Markets followed a recently familiar path last week, rising early in the week on strong economic data and hopes of a ‘no-landing’ only to fall back as the market digests the inflationary consequences, helped by cautious rhetoric from various US Federal Reserve Board members.
A ‘no-landing’ scenario is one where the US economy just keeps flying high as inflation naturally subsides, thereby easing pressure on the Fed to kill the economy with higher rates. Ironically the main threat to the ‘no-landing’ scenario is, well, ‘no-landing’. The evident capacity constraints in the US economy and the fear of sticky, persistent inflation mean that the Fed needs and wants to slow the economy, even if inflation appears to be heading in the right direction.

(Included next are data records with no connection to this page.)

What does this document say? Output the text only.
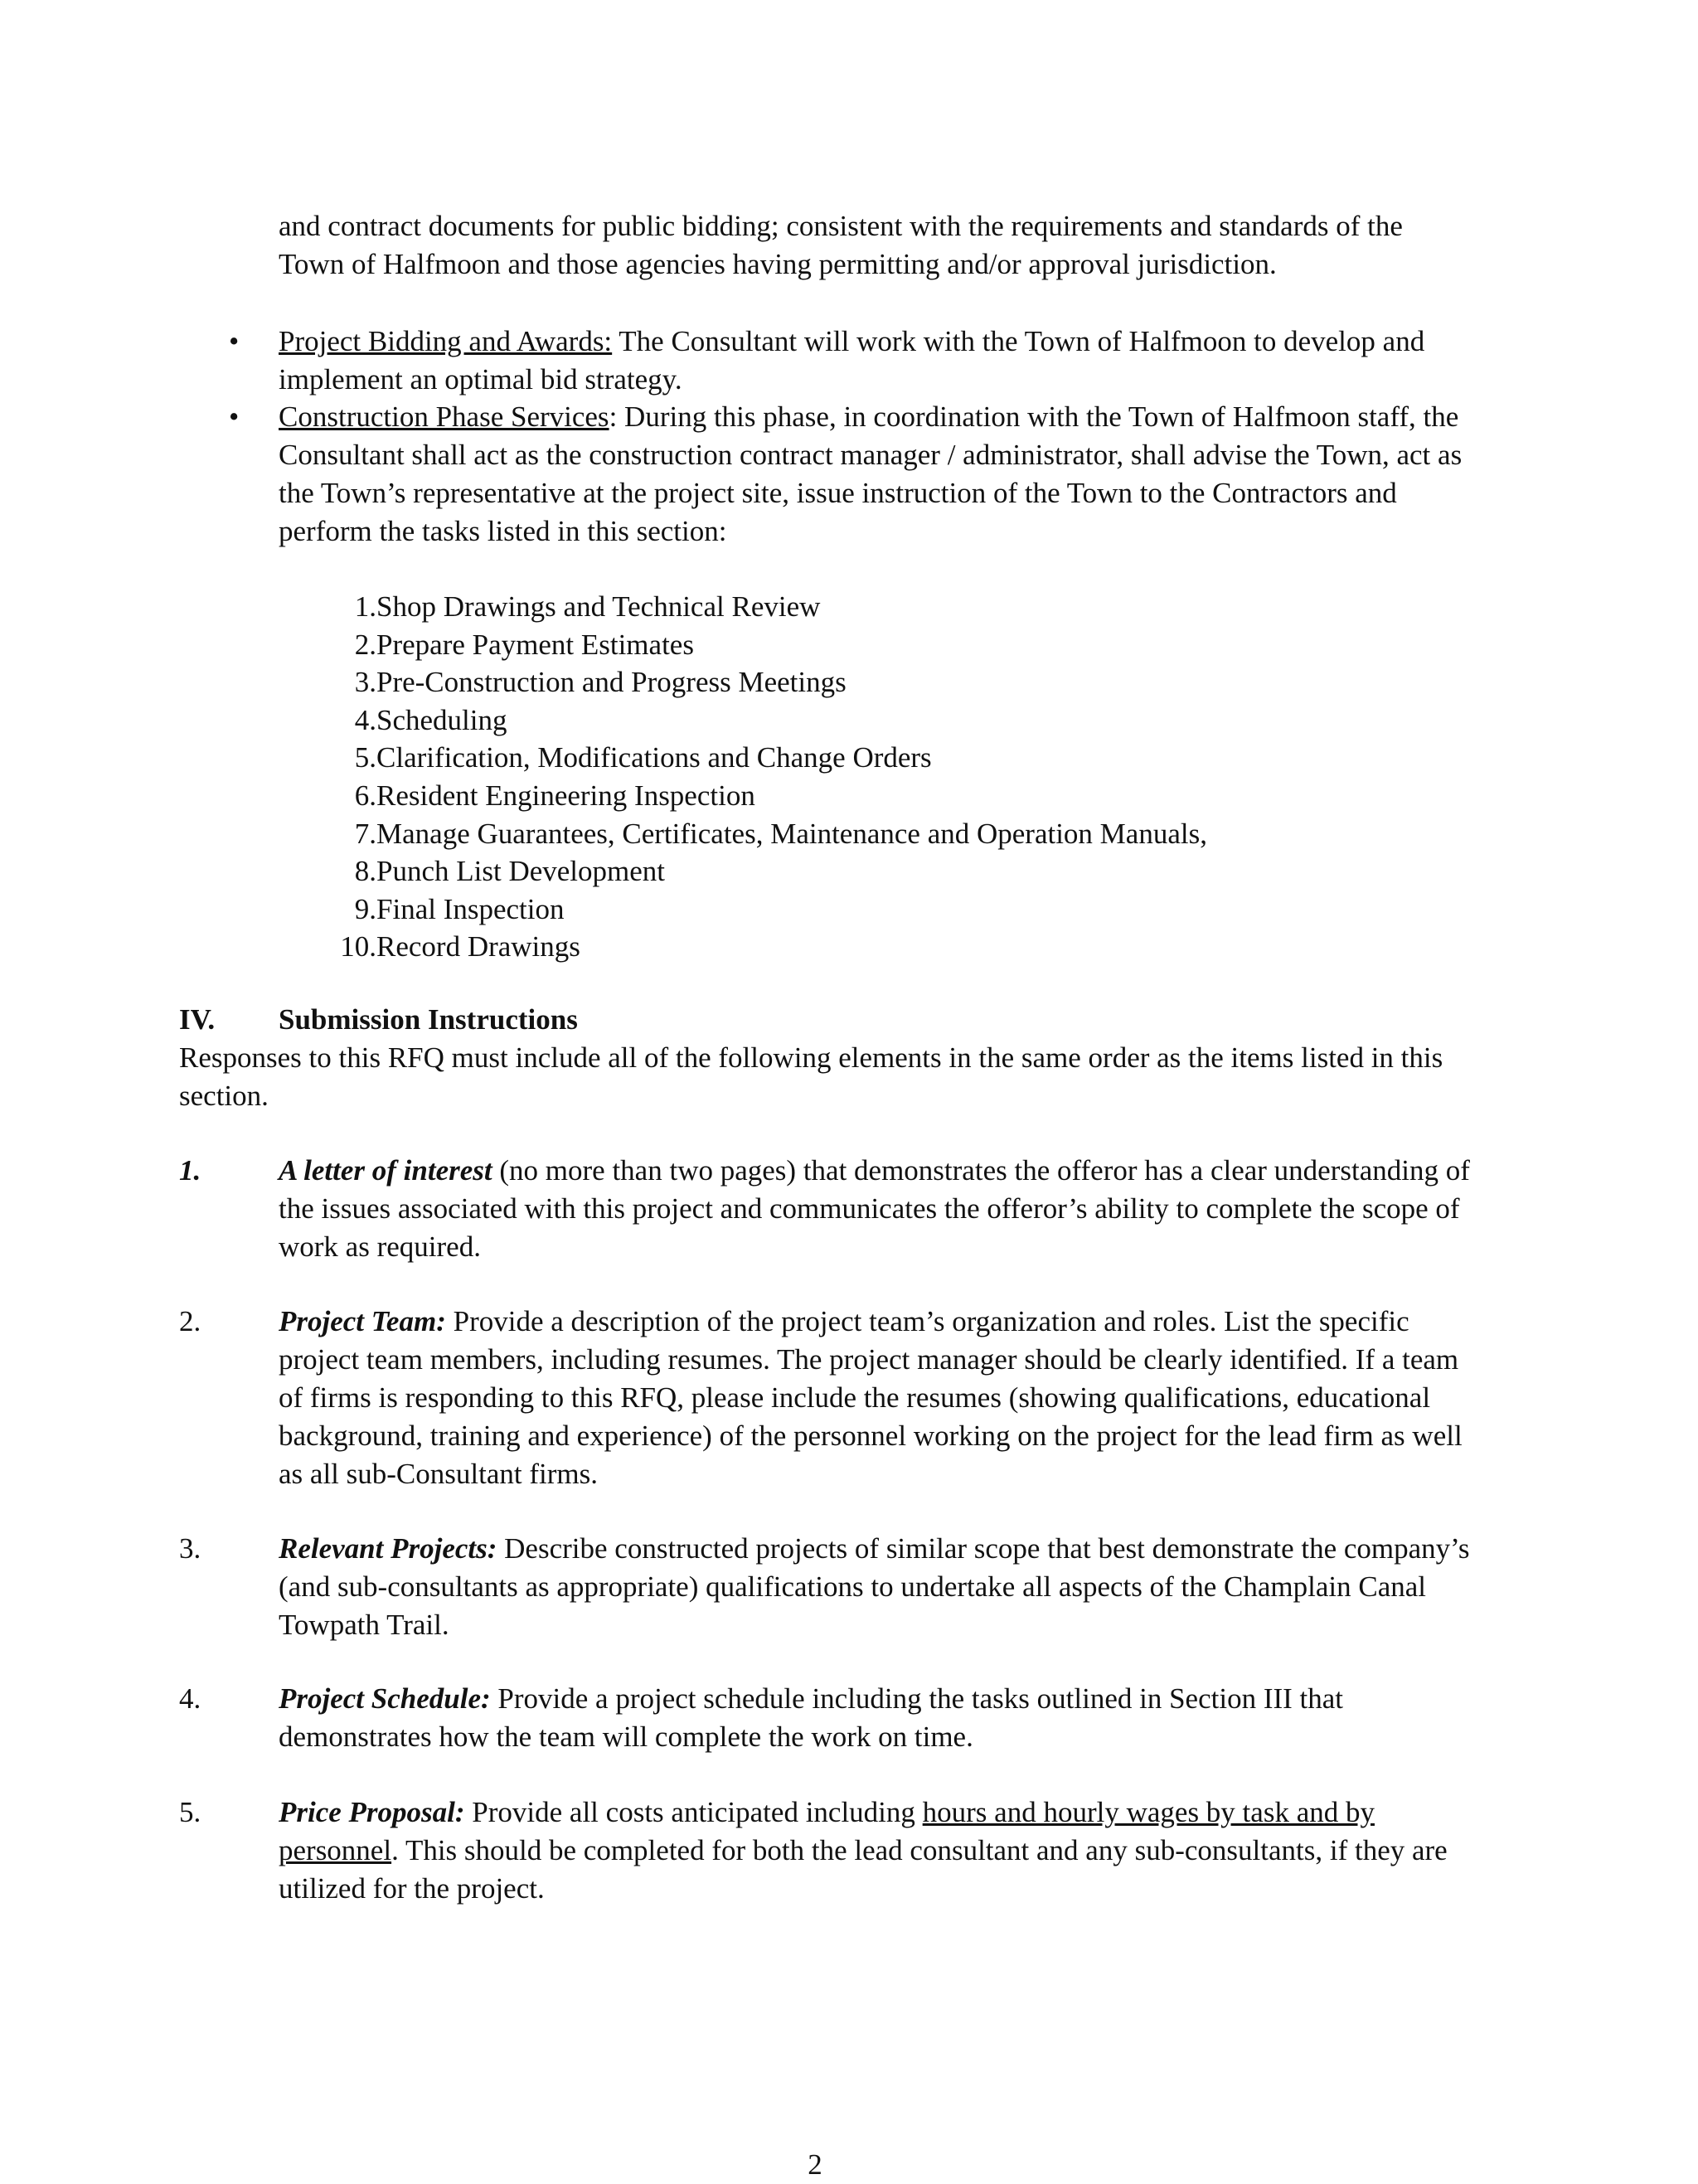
and contract documents for public bidding; consistent with the requirements and standards of the Town of Halfmoon and those agencies having permitting and/or approval jurisdiction.

•	Project Bidding and Awards: The Consultant will work with the Town of Halfmoon to develop and implement an optimal bid strategy.

•	Construction Phase Services: During this phase, in coordination with the Town of Halfmoon staff, the Consultant shall act as the construction contract manager / administrator, shall advise the Town, act as the Town’s representative at the project site, issue instruction of the Town to the Contractors and perform the tasks listed in this section:

1. Shop Drawings and Technical Review
2. Prepare Payment Estimates
3. Pre-Construction and Progress Meetings
4. Scheduling
5. Clarification, Modifications and Change Orders
6. Resident Engineering Inspection
7. Manage Guarantees, Certificates, Maintenance and Operation Manuals,
8. Punch List Development
9. Final Inspection
10. Record Drawings
IV. Submission Instructions

Responses to this RFQ must include all of the following elements in the same order as the items listed in this section.

1.	A letter of interest (no more than two pages) that demonstrates the offeror has a clear understanding of the issues associated with this project and communicates the offeror’s ability to complete the scope of work as required.

2.	Project Team: Provide a description of the project team’s organization and roles. List the specific project team members, including resumes. The project manager should be clearly identified. If a team of firms is responding to this RFQ, please include the resumes (showing qualifications, educational background, training and experience) of the personnel working on the project for the lead firm as well as all sub-Consultant firms.

3.	Relevant Projects: Describe constructed projects of similar scope that best demonstrate the company’s (and sub-consultants as appropriate) qualifications to undertake all aspects of the Champlain Canal Towpath Trail.

4.	Project Schedule: Provide a project schedule including the tasks outlined in Section III that demonstrates how the team will complete the work on time.

5.	Price Proposal: Provide all costs anticipated including hours and hourly wages by task and by personnel. This should be completed for both the lead consultant and any sub-consultants, if they are utilized for the project.

2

Even if markets went nowhere it was the Nasdaq that moved most while there was also quite a lot of dispersion amongst the US tech titans. Tesla and Apple were the biggest contributors while Microsoft was the biggest detractor.
It wasn’t that big a move for Microsoft (down 5% in the last few days) but it coincided with news that its roll-out of Sydney (AKA BingChat) has encountered similar problems to Google’s AI the week before (which also undermined the parent company’s stock performance. Microsoft is still up the year but this underlined again that the adoption of so-called ‘large language models’ might not be a straightforward process for the large incumbent tech stocks and the disruptors could yet be disrupted.
European equities proved much more resilient while Japan flat lined and Chinese stocks were on the back foot. The results season in the US just surpassed very weak expectations while in Europe results have shown signs of outright strength and even a nascent recovery, especially amongst the banks.
In Australia there was similar level of noise around inflation and dispersion between stocks, albeit with a more industrial or bricks and mortar feel and the market was the weakest performer for the second week in a row.
This was mainly driven by CBA (down 7%) and the other local banks despite CBA reporting record profits. The underlying fear is that this is perhaps as good as it gets, reflected in the banks guidance that suggested that the increase in so-called ‘net interest margins’ (the difference between what the bank pays depositors and receives form mortgagees) had peaked.
CBA also highlighted that $96bn in fixed rate mortgages would reset higher this year an perhaps reflects a broader fear in the market that this might be as good as it gets for the local economy if the RBA is forced to tighten more than expected.